Carstens, Parl. Staatssekretär: Wir haben eine Regelung für Neugeräte, die mit den neuzeitlichen Zählgeräten ausgestattet sind. Für Geräte, die nicht mit diesen neuzeitlichen Zählmöglichkeiten ausgestattet sind, haben wir eine Regelung mit einer Übergangszeit von bis zu vier Jahren vor. In Übergangszeiten kann es immer einmal zu Komplikationen führen; das ist völlig klar. Wenn man jemandem konkret vorwerfen und nachweisen kann, daß er betrogen hat, wird man der Sache sicherlich nachgehen können. Ansonsten aber hat jeder, der mit Geräten arbeitet, für die eine Übergangsfrist genehmigt ist, das Recht, sich darauf zu berufen, daß das, was ihm einmal zugesagt wurde, für die Zeit, für die das zugesagt wurde, eingehalten wird.
Frau Blunck, eine Zusatzfrage.
Herr Staatssekretär, habe ich es richtig verstanden, daß es sich hier um Steuerhinterziehung in Höhe von einer Milliarde DM handelt, daß die Bundesregierung keinerlei Veranlassung sieht, Steuerausfälle erneut zu prüfen, und ist es richtig, daß Sie Übergangszeiten festgelegt haben? Aber wo haben Sie diese Übergangszeiten festgelegt, und wann sind sie festgelegt worden?
Carstens, Parl. Staatssekretär: Wir haben bei dieser Zusammenkunft der Umsatzsteuerreferatsleiter in der Zeit vom 11. bis zum 13. April 1989 diese Fragen erörtert. Man muß natürlich vorsichtig sein, wenn man jemandem pauschal vorwirft, er habe Steuern hinterzogen. Das ist eine pauschale Feststellung über die in der Gesamtheit möglichen Steuerhinterziehungen, um die es gehen könnte, ohne irgend jemanden konkret und direkt — ich sage mal — am Kanthaken zu haben und ihm nachweisen zu können: Du hast hier diese und jene Steuerhinterziehung vollzogen.

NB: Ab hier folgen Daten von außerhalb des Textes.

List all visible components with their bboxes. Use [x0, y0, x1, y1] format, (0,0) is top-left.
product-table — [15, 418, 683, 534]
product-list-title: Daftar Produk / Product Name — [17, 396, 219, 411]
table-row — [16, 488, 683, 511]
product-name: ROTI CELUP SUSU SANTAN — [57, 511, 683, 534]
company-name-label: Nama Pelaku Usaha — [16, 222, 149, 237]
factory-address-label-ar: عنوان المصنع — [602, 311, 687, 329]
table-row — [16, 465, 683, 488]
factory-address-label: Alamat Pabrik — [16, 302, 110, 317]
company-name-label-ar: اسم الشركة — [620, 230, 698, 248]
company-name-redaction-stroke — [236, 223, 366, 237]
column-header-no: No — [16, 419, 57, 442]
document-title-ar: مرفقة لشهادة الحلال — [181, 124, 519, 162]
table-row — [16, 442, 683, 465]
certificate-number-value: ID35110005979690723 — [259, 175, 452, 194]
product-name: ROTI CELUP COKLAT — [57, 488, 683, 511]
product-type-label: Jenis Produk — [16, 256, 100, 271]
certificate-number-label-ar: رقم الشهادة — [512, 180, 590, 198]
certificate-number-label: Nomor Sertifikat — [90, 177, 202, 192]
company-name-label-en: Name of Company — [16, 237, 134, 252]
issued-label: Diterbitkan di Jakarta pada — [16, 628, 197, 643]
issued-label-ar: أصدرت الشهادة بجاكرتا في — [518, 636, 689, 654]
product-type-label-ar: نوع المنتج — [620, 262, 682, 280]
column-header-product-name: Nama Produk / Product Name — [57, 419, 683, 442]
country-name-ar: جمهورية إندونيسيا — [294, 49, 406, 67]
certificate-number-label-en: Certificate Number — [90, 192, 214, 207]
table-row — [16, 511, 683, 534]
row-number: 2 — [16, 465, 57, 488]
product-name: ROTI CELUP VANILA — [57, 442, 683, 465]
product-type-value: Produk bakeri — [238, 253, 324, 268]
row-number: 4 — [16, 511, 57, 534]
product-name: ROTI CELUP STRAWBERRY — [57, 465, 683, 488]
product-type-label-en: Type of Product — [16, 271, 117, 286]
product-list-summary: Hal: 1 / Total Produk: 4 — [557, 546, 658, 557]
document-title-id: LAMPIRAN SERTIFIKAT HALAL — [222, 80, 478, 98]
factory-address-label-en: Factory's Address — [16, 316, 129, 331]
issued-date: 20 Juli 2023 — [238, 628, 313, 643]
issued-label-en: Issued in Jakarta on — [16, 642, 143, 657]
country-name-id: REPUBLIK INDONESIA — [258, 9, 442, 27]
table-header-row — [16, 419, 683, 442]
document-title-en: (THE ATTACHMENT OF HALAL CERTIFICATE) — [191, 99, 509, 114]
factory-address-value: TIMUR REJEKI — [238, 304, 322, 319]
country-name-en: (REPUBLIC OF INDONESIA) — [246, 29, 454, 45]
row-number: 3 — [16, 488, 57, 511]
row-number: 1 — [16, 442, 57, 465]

— Selbstverständlich, das will ich Ihnen gerne zusagen. Da geht es gar nicht um Geheimnisse. Das wird in der ganzen Bundesrepublik Deutschland praktiziert. Ich schicke es Ihnen beiden gerne zu.
Ich danke Ihnen schön, Herr Staatssekretär.
Wir hätten zwar noch eine Minute Zeit, aber das Bundesministerium für Wirtschaft ist nicht vertreten.
— Herr Seehofer ist zwar noch da, aber es hat, glaube ich, doch keinen Sinn mehr.
— Wir haben jetzt nur noch eine halbe Minute. Es hat keinen Sinn mehr, eine weitere Frage aufzurufen.
Meine Damen und Herren, damit ist die Fragestunde beendet.
Die nächste Sitzung berufe ich auf morgen, den 15. Februar 1990, 9 Uhr ein.